Bonus Round: A Play Renamed Correctly
Plays that weren’t named after their choruses are usually named after the protagonist. “Protagonist” (first actor) is a technical term here — the lead actor played the character with the most lines, like Medea or Oedipus, while the deuteragonist (second actor) played a cast of characters brought on to disagree with or challenge them, and then the tritagonist (third actor) played a number of usually-unnamed messengers with bit parts. This means that the protagonist of the play we call Antigone played Creon, and indeed, early records suggest that might have been the show’s original name. However, Antigone is the character we all care about most, and it’s definitely her play. I’m glad this one stuck.

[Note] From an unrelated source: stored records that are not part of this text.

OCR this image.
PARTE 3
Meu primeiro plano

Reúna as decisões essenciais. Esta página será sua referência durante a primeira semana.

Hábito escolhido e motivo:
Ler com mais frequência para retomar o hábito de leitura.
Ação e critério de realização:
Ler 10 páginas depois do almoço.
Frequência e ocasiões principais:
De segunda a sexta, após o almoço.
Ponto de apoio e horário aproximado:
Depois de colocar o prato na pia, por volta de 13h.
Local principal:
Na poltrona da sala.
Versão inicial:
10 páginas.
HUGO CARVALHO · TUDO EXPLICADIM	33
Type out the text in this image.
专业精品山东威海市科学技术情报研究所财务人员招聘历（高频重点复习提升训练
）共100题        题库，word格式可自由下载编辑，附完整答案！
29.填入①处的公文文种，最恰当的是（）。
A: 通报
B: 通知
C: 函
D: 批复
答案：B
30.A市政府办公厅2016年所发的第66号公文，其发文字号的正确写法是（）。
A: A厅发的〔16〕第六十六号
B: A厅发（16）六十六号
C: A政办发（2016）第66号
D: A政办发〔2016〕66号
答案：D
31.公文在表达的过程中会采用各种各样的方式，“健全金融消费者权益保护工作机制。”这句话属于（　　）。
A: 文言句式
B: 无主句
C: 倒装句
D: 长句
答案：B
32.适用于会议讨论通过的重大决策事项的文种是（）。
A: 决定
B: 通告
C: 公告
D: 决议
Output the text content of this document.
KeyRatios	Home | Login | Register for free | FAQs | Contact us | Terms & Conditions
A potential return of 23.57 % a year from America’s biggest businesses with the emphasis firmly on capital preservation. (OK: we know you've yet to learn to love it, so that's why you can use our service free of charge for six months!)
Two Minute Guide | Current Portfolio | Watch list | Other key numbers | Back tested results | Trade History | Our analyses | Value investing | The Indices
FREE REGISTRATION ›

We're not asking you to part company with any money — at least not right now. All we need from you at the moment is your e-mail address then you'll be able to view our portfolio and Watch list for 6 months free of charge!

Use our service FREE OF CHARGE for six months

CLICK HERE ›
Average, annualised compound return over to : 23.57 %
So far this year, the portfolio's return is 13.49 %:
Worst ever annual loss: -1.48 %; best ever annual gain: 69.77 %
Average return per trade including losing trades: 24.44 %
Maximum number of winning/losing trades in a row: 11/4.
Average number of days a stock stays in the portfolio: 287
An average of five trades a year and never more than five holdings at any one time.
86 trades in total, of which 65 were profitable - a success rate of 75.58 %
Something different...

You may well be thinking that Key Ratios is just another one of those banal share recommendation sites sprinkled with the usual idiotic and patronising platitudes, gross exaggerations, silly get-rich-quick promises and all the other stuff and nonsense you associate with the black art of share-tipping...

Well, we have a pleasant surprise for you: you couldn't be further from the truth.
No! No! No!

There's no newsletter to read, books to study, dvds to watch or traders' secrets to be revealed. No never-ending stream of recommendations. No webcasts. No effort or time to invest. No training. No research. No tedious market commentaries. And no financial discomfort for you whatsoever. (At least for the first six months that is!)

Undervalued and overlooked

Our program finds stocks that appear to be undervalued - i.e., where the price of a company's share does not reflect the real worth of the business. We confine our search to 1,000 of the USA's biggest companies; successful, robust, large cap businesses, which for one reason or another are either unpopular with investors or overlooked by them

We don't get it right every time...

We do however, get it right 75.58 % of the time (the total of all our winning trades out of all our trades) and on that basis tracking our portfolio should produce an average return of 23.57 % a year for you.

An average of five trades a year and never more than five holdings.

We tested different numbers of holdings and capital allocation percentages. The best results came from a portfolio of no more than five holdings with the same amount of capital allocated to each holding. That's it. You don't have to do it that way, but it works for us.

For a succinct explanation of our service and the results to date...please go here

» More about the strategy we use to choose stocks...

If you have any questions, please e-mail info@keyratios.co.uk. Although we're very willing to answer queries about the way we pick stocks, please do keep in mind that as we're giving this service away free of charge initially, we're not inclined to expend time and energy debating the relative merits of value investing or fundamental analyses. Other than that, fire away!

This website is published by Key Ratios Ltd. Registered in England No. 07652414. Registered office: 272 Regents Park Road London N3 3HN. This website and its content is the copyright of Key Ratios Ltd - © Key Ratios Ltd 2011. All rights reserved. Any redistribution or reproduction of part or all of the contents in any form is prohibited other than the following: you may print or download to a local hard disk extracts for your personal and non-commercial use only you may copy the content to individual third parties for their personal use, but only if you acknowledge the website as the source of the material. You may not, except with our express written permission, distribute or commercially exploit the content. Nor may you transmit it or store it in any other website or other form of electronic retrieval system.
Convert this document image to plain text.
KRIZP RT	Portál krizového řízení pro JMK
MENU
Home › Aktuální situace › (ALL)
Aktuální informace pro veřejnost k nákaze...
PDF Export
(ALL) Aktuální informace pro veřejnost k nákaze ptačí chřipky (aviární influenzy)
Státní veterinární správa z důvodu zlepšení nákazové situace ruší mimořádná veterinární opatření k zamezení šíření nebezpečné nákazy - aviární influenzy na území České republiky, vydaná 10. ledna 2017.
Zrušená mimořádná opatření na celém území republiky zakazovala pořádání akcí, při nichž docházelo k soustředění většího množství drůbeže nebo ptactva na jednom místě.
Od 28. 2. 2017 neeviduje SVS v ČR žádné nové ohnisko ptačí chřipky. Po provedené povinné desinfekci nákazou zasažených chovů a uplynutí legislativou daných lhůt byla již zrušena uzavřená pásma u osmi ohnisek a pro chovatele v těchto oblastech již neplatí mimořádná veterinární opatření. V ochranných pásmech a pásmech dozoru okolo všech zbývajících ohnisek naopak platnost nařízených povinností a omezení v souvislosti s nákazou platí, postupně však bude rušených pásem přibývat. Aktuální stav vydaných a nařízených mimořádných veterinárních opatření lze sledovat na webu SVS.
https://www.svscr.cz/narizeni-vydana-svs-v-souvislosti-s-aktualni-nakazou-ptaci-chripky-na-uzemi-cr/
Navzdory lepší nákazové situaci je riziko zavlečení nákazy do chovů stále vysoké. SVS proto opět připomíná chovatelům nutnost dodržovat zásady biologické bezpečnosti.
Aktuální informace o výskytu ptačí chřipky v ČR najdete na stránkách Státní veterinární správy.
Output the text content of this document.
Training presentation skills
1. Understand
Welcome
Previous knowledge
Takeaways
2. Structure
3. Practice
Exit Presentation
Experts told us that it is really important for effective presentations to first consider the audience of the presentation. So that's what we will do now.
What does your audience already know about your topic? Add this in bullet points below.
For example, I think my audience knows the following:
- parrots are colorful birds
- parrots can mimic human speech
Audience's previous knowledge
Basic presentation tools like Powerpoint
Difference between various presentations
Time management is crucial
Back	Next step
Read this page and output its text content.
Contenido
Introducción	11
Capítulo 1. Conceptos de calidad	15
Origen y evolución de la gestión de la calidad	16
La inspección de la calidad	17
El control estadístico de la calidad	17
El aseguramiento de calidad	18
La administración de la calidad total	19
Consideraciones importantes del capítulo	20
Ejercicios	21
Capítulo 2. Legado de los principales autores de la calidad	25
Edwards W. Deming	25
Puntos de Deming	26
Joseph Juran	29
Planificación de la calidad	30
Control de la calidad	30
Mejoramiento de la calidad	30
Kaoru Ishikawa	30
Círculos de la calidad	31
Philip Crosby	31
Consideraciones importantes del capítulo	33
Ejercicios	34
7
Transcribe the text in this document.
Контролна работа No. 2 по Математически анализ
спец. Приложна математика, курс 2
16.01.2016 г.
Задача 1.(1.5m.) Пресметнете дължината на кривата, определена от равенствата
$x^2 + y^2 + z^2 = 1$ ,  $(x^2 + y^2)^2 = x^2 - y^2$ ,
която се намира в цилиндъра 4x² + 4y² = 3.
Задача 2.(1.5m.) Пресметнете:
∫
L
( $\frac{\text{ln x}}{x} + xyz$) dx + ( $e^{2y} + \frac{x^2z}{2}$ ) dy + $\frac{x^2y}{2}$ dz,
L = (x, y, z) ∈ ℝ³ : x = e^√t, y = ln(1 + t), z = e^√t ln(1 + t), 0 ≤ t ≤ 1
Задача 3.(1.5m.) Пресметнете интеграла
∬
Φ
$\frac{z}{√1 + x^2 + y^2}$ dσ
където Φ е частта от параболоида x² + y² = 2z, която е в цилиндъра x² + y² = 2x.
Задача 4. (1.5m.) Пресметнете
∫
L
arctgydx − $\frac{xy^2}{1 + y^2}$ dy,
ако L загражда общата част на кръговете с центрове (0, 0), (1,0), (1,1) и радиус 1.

Readers, are there any texts whose titles fill you with inarticulate rage? Share in the comments!
Taplin calls Women of Trachis ‘Deianira’. That seems right to me.
I have encountered versions of Oedipus that were titled “Oedipus the King” which does seem like a fair cop since they are, y’know, translating into English. Nobody is saying either “rex” or “tyrannos” in the actual text, and this clarifies that the first part is a name while the second is a title/role.